Wednesday, June 15, 2011

A New Walk

     I have a new favorite quote.  I used it in my last blog I think.  "Every walk is a new walk.  Walk slow."  Simple truths have such elegance.  And it is true.  In the almost six years I have been at Iten's Acres I'm sure I have walked my place literally thousands of times; and yet; I'm just as sure that no two walks have been the same.  Different routes, different companions, different observations, different sounds, different smells, different weather.  Every walk has been unique.
     And, if you'll indulge me, let me give you a practical illustration.  God has given me new beauty every walk the last five days.  Last Friday I discovered gorgeous blue spiderwort coming up for the first time in my wild area--a whole patch of it.  The angels had been busy planting when I wasn't looking.  Strange name, beautiful flower. On Saturday three miniature roses decided to form a trio of color.  And I found them all within steps of each other--a red, a darker red, and a lovely pink.  I could stand in one place and enjoy them all--a symphony of color, a triangle of the glorious.  Sunday was yellow day.  Three yellow lilies--in flower beds, in the wild area, in the rock garden, two unknown by me yellow wildflowers, tall trollius by the pond and in the bog area, a yellow poppy in the meadow.  The sun was leaving its fingerprints all around the acres.  And each yellow was different--different shades, different heights, different forms, different leaves, different environments.  And you had to walk the entire property to see them all.  A walk for those with a "sunny disposition."   Monday, if I wasn't "walking slow," I would have missed the new.  Hidden in the middle of the lily bed was a small red agastache.  Red, tub-like flowers, a hummingbird cafe.  (I'm sure my ruby-throated friends prefer the natural sweetness to the artificial stuff in the feeder on Mom's window.)  I had even forgotten--steel-trap mind that I have--that I had planted it there.  But there it was.  Unafraid to compete with lilies.  Yesterday, the surprise wasn't found until an evening walk.  Tritieleia.  A small gorgeous purple and white flower.  (See next Tuesday's June Blooms on fb for an up close encounter.)  For some reason I always think that they should bloom earlier in the spring, and I've just about convinced myself that the little beauty  must not be going to bloom this year and abracadabra! there it is.  And always more flowers than there were the year before!  Two beds with a new decoration.  And you know what?  When I walk today, it will be a new walk with new surprises.  My imagination is no match for the real thing.
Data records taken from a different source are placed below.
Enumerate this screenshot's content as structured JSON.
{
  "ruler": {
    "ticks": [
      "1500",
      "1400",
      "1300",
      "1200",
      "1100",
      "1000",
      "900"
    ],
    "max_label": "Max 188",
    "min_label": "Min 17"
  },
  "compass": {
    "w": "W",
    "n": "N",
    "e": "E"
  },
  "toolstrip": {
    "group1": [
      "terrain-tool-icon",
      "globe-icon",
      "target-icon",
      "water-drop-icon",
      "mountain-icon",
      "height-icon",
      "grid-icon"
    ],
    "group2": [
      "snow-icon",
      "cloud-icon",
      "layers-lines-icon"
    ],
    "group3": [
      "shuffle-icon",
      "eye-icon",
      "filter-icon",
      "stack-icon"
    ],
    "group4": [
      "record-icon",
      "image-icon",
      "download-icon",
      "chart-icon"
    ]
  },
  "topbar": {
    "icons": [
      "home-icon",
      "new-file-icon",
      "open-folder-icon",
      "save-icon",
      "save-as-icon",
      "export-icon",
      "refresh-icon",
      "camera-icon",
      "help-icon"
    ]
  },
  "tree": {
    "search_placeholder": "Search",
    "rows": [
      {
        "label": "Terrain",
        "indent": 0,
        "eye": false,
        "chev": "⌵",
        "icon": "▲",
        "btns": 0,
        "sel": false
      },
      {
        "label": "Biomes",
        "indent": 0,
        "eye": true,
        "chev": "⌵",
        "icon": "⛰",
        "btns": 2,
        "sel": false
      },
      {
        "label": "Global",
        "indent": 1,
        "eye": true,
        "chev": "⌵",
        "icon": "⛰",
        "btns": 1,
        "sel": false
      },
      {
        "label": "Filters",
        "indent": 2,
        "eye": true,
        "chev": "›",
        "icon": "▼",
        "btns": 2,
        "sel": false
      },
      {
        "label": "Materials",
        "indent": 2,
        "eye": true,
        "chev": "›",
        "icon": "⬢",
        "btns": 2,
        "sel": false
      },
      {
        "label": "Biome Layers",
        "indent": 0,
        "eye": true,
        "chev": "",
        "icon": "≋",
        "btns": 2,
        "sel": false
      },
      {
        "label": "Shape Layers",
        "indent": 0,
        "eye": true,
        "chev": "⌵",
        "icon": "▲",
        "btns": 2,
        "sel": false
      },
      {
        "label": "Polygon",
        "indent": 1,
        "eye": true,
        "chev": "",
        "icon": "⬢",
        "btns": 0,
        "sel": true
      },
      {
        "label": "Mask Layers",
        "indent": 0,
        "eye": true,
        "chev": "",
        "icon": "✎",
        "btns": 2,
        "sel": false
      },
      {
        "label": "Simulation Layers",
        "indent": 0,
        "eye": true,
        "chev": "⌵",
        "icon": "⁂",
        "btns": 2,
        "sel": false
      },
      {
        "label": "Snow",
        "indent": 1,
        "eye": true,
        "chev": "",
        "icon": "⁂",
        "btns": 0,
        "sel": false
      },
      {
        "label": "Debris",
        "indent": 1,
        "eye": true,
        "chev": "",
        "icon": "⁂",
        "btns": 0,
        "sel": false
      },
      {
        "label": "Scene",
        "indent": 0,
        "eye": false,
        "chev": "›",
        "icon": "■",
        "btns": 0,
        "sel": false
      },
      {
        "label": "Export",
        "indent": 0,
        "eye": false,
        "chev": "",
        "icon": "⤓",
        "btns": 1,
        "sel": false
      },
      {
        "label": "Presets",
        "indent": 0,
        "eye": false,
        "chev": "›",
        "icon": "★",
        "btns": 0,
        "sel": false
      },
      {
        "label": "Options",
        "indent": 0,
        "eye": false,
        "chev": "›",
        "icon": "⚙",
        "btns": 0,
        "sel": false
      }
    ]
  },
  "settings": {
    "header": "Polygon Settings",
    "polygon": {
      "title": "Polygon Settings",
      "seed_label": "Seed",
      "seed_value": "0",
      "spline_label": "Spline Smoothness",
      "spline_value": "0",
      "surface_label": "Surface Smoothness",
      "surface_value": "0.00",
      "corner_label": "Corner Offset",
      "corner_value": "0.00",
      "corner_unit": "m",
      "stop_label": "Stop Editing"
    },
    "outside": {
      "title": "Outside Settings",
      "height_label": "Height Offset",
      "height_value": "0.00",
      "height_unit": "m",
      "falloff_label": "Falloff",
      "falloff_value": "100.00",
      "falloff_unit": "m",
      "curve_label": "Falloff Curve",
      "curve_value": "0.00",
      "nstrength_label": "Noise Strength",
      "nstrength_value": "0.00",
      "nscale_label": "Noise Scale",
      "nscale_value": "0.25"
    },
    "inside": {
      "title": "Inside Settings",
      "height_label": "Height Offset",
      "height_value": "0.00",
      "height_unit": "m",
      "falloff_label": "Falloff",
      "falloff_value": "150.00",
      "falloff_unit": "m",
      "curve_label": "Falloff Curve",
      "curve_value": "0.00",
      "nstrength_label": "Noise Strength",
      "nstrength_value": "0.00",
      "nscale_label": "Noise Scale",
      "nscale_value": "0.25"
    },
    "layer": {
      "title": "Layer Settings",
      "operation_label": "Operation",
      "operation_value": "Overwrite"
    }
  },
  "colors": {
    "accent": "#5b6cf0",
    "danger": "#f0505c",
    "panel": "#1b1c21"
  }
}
     And sometimes my imagination runs away with me.  I often wonder what it would be like if the Lord gave me another twenty years so I could see my vision of Iten's Acres take form.  I could walk my place on earth and see all the shrubs mature enough to bloom, all the little trees I've planted actually look like trees, all the flowers I've started to naturalize having fulfilled their purpose with twenty years of spreading--I could have a thousand daffodils blooming in the spring.  What if?  Or even more outrageous, I sometimes wonder what it would be like to wake up one morning and see that while I slept my vision became perfected--everything mature, no weeds or grass in the flower beds, all the seeds I've planted germinated and abloom.  One entire growing season--mid-March to frost--perfect in every way.  Silly stuff.  The first is highly unlikely; the second an impossible miracle.  (That's redundant, eh?  What would a "possible miracle" be?) 
      So, where do those ideas come from?  Why with all the beauty that I actually have and enjoy on Iten's Acres do I feel pangs of dissatisfaction, a fit of "what if"?  I think it's an Ecclesiastes truth.  Even as God's child I will never be fully satisfied on this fallen earth populated by "chief of sinners" like myself.   What does Paul say?  "The whole creation is groaning, waiting for the day of redemption."  God has put "eternity in our hearts," and we long for the new heaven and the new earth.  And that's a characteristic of our eternal state we don't focus on enough in my opinion.  God in His love for us is going to create a new earth.  Do you wonder what Adam experienced on that seventh day?  Do you wonder what that glorious creation looked like?  As God's child you will enjoy and experience such an earth yourself--for eternity.  Can you imagine that?  Think of how breath-taking this fallen world is and try to envision the new one.  Christ for the joy of spending an eternity with us in such a creation "endured the cross, despised the shame."  "Hallelujah, what a Savior!"
     Today, on my current Iten's Acres I will enjoy my walk and the beauty of God's world--weeds and all.  My trees and shrubs will keep on growing at their natural rate.  And, to be perfectly honest, I will take some pleasure in seeing that progress until my homegoing.  And my soul will find rest in that simple but marvelous truth:  there's a New Walk coming.